Thomas Kleiber et David V. Boivin ont créé un jardin à leur image, où fleurs et légumes se côtoient avec harmonie.

L’un vient de Suisse, l’autre est né au Québec. L’amour a réuni David V. Boivin et Thomas Kleiber, malgré la distance qui les séparait. Ensemble, ils ont décidé de s’enraciner dans la Belle province et y cultivent leur jardin.

S’installer dans un nouveau pays, «ça déracine, complètement». En décembre dernier, Thomas Kleiber arrive de la Suisse pour rejoindre son conjoint et s’installe à Lévis. 

Dans l’esprit du couple, l’idée germe alors d’un projet commun : recréer un jardin, comme celui aménagé par Thomas dans son pays d’origine. Loin de tout ce que qu’il connaît, le nouvel arrivant veut retrouver certaines de ses habitudes pour se sentir chez lui. 

À l’avant de la maison des parents de David, où ils se sont installés le temps que Thomas termine le processus d’immigration «long et laborieux avec beaucoup de paperasse», ils ont planté fleurs, légumes et fines herbes. Les rosiers côtoient les haricots et les oignons, les tournesols couronnent le persil, le basilic et la menthe. 

Une quarantaine de variétés

Beau et «mignon», voilà comment ils ont imaginé leur jardin. Productif aussi, avec une quarantaine de variétés de végétaux qui poussent dans les plates-bandes. Ils ont choisi des fleurs que les papillons et la reine des pollinisateurs adorent, aussi pour rappeler leur importance.  

«L’abeille, tout ce qu’elle veut, c’est une fleur. C’est ce qui va donner les belles tomates. C’est ce qui fait que la fleur va donner un fruit, sinon elle va mourir et puis on aura rien en bout de ligne», illustrent-ils, conscients que «ce n’est pas tout le monde qui fait le lien entre la nourriture à l’épicerie, dans l’assiette et le rôle des insectes».

Cet espace, Thomas et David l’ont conçu à la manière suisse, mais avec des plantes québécoises qui rappellent les végétaux helvètes, puisque les fleurs d’ici ressemblent, à cause du rude climat hivernal, à celles des montagnes. 

«Notre petit bonheur à nous»

«Les gens ne pensent pas à cette possibilité de mélanger les fleurs et les légumes. Ils font le jardin comme ça s’est toujours fait, remarque Thomas. C’est une chance de pouvoir se laisser inspirer par d’autres pays.» 
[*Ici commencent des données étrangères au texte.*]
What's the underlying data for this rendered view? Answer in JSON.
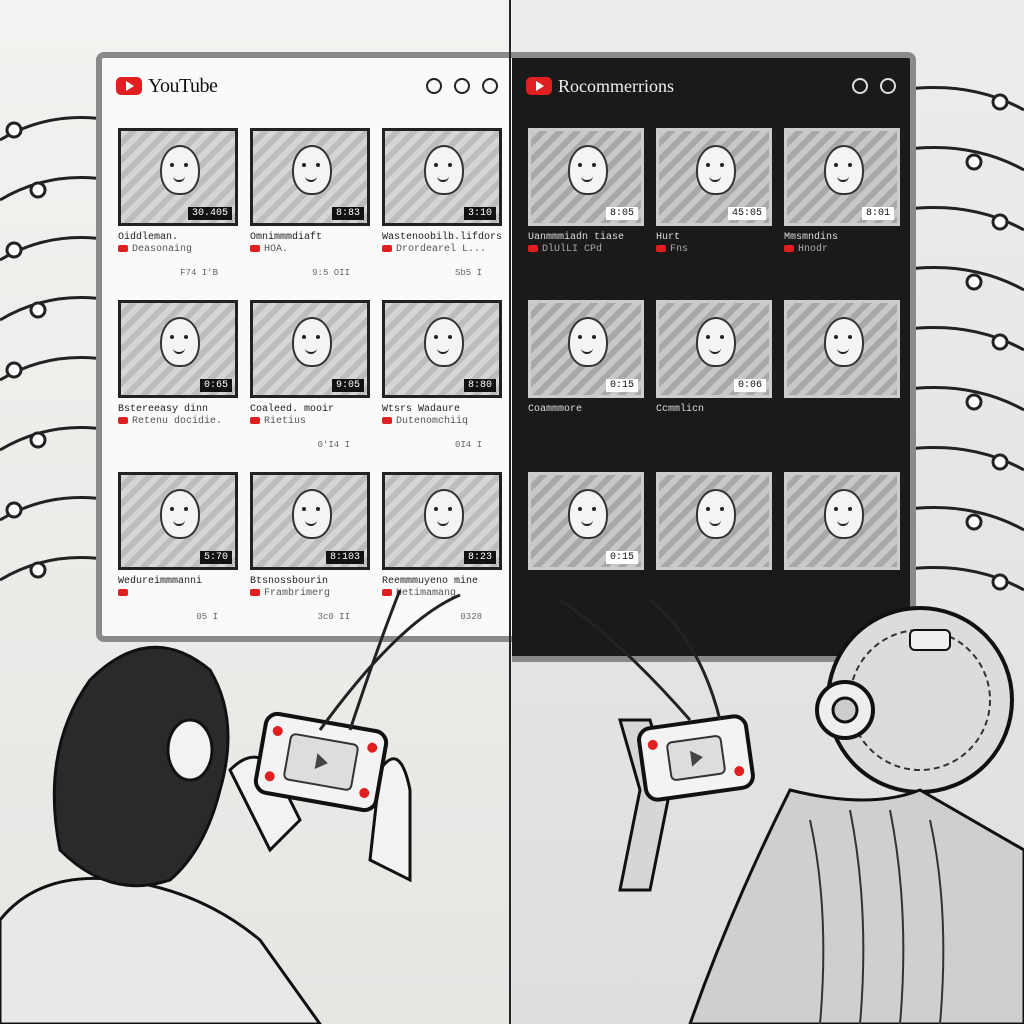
{
  "left_screen": {
    "brand": "YouTube",
    "videos": [
      {
        "duration": "30.405",
        "title": "Oiddleman.",
        "channel": "Deasonaing",
        "stats": "F74 I'B"
      },
      {
        "duration": "8:83",
        "title": "Omnimmmdiaft",
        "channel": "HOA.",
        "stats": "9:5 OII"
      },
      {
        "duration": "3:10",
        "title": "Wastenoobilb.lifdors",
        "channel": "Drordearel L...",
        "stats": "Sb5 I"
      },
      {
        "duration": "0:65",
        "title": "Bstereeasy dinn",
        "channel": "Retenu docidie.",
        "stats": ""
      },
      {
        "duration": "9:05",
        "title": "Coaleed. mooir",
        "channel": "Rietius",
        "stats": "0'I4 I"
      },
      {
        "duration": "8:80",
        "title": "Wtsrs Wadaure",
        "channel": "Dutenomchiiq",
        "stats": "0I4 I"
      },
      {
        "duration": "5:70",
        "title": "Wedureimmmanni",
        "channel": "",
        "stats": "05 I"
      },
      {
        "duration": "8:103",
        "title": "Btsnossbourin",
        "channel": "Frambrimerg",
        "stats": "3c0 II"
      },
      {
        "duration": "8:23",
        "title": "Reemmmuyeno mine",
        "channel": "Hetimamang",
        "stats": "0328"
      }
    ]
  },
  "right_screen": {
    "brand": "Rocommerrions",
    "videos": [
      {
        "duration": "8:05",
        "title": "Uanmmmiadn tiase",
        "channel": "DlUlLI CPd",
        "stats": ""
      },
      {
        "duration": "45:05",
        "title": "Hurt",
        "channel": "Fns",
        "stats": ""
      },
      {
        "duration": "8:01",
        "title": "Mmsmndins",
        "channel": "Hnodr",
        "stats": ""
      },
      {
        "duration": "0:15",
        "title": "Coammmore",
        "channel": "",
        "stats": ""
      },
      {
        "duration": "0:06",
        "title": "Ccmmlicn",
        "channel": "",
        "stats": ""
      },
      {
        "duration": "",
        "title": "",
        "channel": "",
        "stats": ""
      },
      {
        "duration": "0:15",
        "title": "",
        "channel": "",
        "stats": ""
      },
      {
        "duration": "",
        "title": "",
        "channel": "",
        "stats": ""
      },
      {
        "duration": "",
        "title": "",
        "channel": "",
        "stats": ""
      }
    ]
  },
  "colors": {
    "accent": "#e02020",
    "ink": "#111111",
    "paper": "#f4f4f2"
  },
  "icons": [
    "youtube-logo-icon",
    "search-icon",
    "settings-icon",
    "play-icon"
  ]
}
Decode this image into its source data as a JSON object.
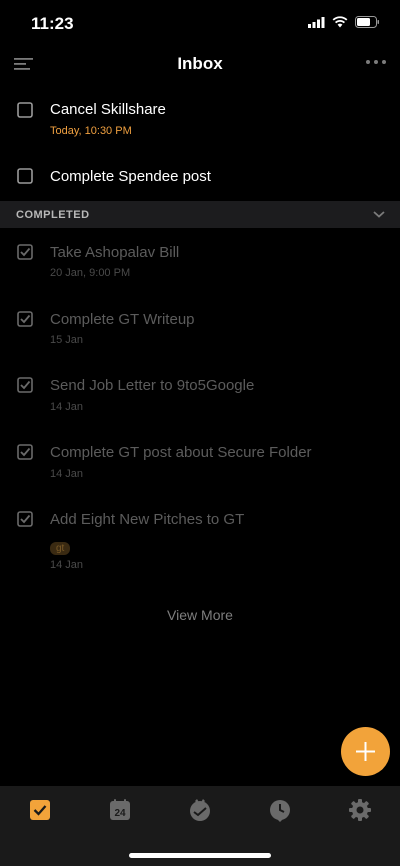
{
  "status_bar": {
    "time": "11:23"
  },
  "header": {
    "title": "Inbox"
  },
  "pending_tasks": [
    {
      "title": "Cancel Skillshare",
      "due": "Today, 10:30 PM"
    },
    {
      "title": "Complete Spendee post"
    }
  ],
  "completed_section": {
    "label": "COMPLETED"
  },
  "completed_tasks": [
    {
      "title": "Take Ashopalav Bill",
      "due": "20 Jan, 9:00 PM"
    },
    {
      "title": "Complete GT Writeup",
      "due": "15 Jan"
    },
    {
      "title": "Send Job Letter to 9to5Google",
      "due": "14 Jan"
    },
    {
      "title": "Complete GT post about Secure Folder",
      "due": "14 Jan"
    },
    {
      "title": "Add Eight New Pitches to GT",
      "tag": "gt",
      "due": "14 Jan"
    }
  ],
  "view_more": "View More",
  "tabbar": {
    "calendar_day": "24",
    "tabs": [
      "tasks-icon",
      "calendar-icon",
      "habit-icon",
      "pomodoro-clock-icon",
      "settings-gear-icon"
    ]
  },
  "colors": {
    "accent": "#f2a33a",
    "due_today": "#f0a040",
    "background": "#000000",
    "section_bg": "#1c1c1e",
    "tabbar_bg": "#1a1a1a"
  }
}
Dans cet éden de verdure, Thomas est en terrain connu. Il jardine comme il avait l’habitude de le faire dans son pays d’origine. Et s’enracine dans le sol québécois en même temps que son potager pousse et grandit. «C’est notre petit bonheur à nous», confient-ils.
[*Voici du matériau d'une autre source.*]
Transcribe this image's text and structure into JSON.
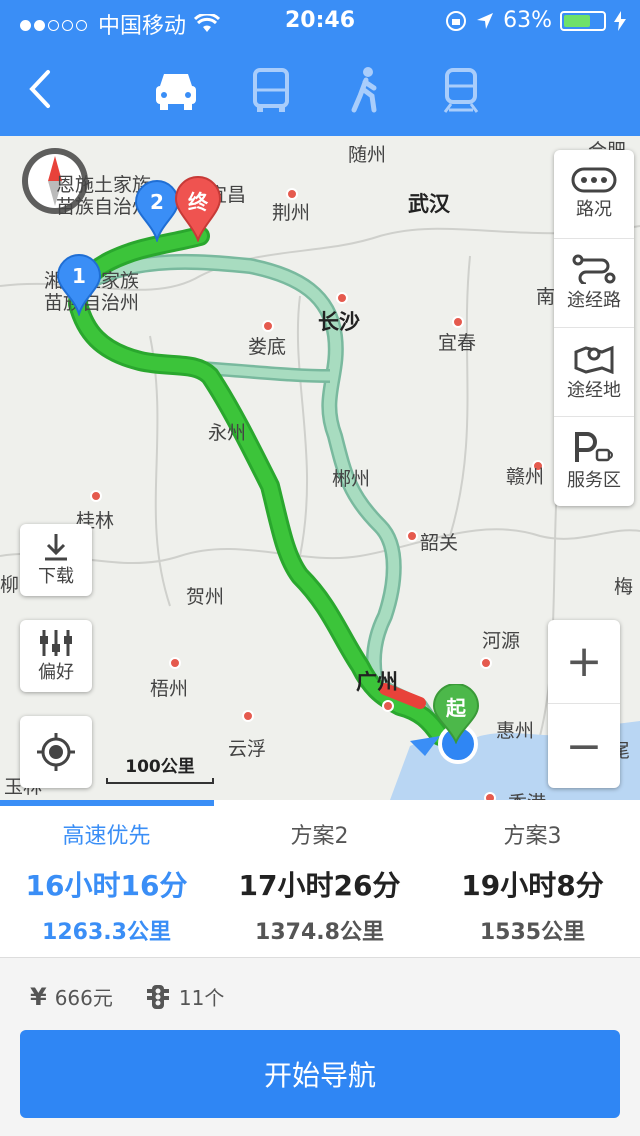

Ce jardin leur rappelle celui où ils ont tenu une seconde cérémonie en Suisse en juillet 2016, après s’être mariés au Québec au mois de janvier de la même année. Tous deux se sont rencontrés en 2015. Quand les premiers échanges de message ont laissé place à d’interminables conversations, David et Thomas réalisent qu’il se passe quelque chose entre eux. 

David commence par rendre visite à Thomas à Zurich, puis décide d’y poursuivre ses études. «J’ai décidé que j’étais la personne qui allait faire le geste de déménager pour donner une chance à la relation, car j’étais plus flexible», raconte-t-il. Il est accepté en sciences environnementales à l’université où, il s’inscrit à la maîtrise. 

C’est finalement au Québec que le couple décide de poursuivre son idylle. Puisque David a déjà vécu un changement de pays pendant un an et demi, Thomas bénéficie de son expérience dans son processus d’adaptation, afin de réagir plus rapidement aux difficultés. Même s’il était venu en visite au Québec, pour lui, tout est nouveau. 

«C’est fatiguant d’être dans un autre pays, car tout est différent. Même les petites choses comme faire des achats, c’est plus compliqué», reconnaît-il. Lui qui a immigré croit que les efforts et l’énergie que ça demande sont sous-estimés. «On considère presque l’immigration comme un voyage, mais c’est tellement différent.» 

Pour immigrer, bien se connaître est un atout. «Certaines personnalités vont avoir un meilleur lâcher-prise, être plus flexibles, partage David. Savoir quelles habitudes et quels éléments de notre vie on veut garder qui sont essentiels. Savoir la routine qui nous rend solide. Tu découvres en te déracinant, ce qui te rendait solide avant et que tu ignorais, ou que tu prenais pour acquis».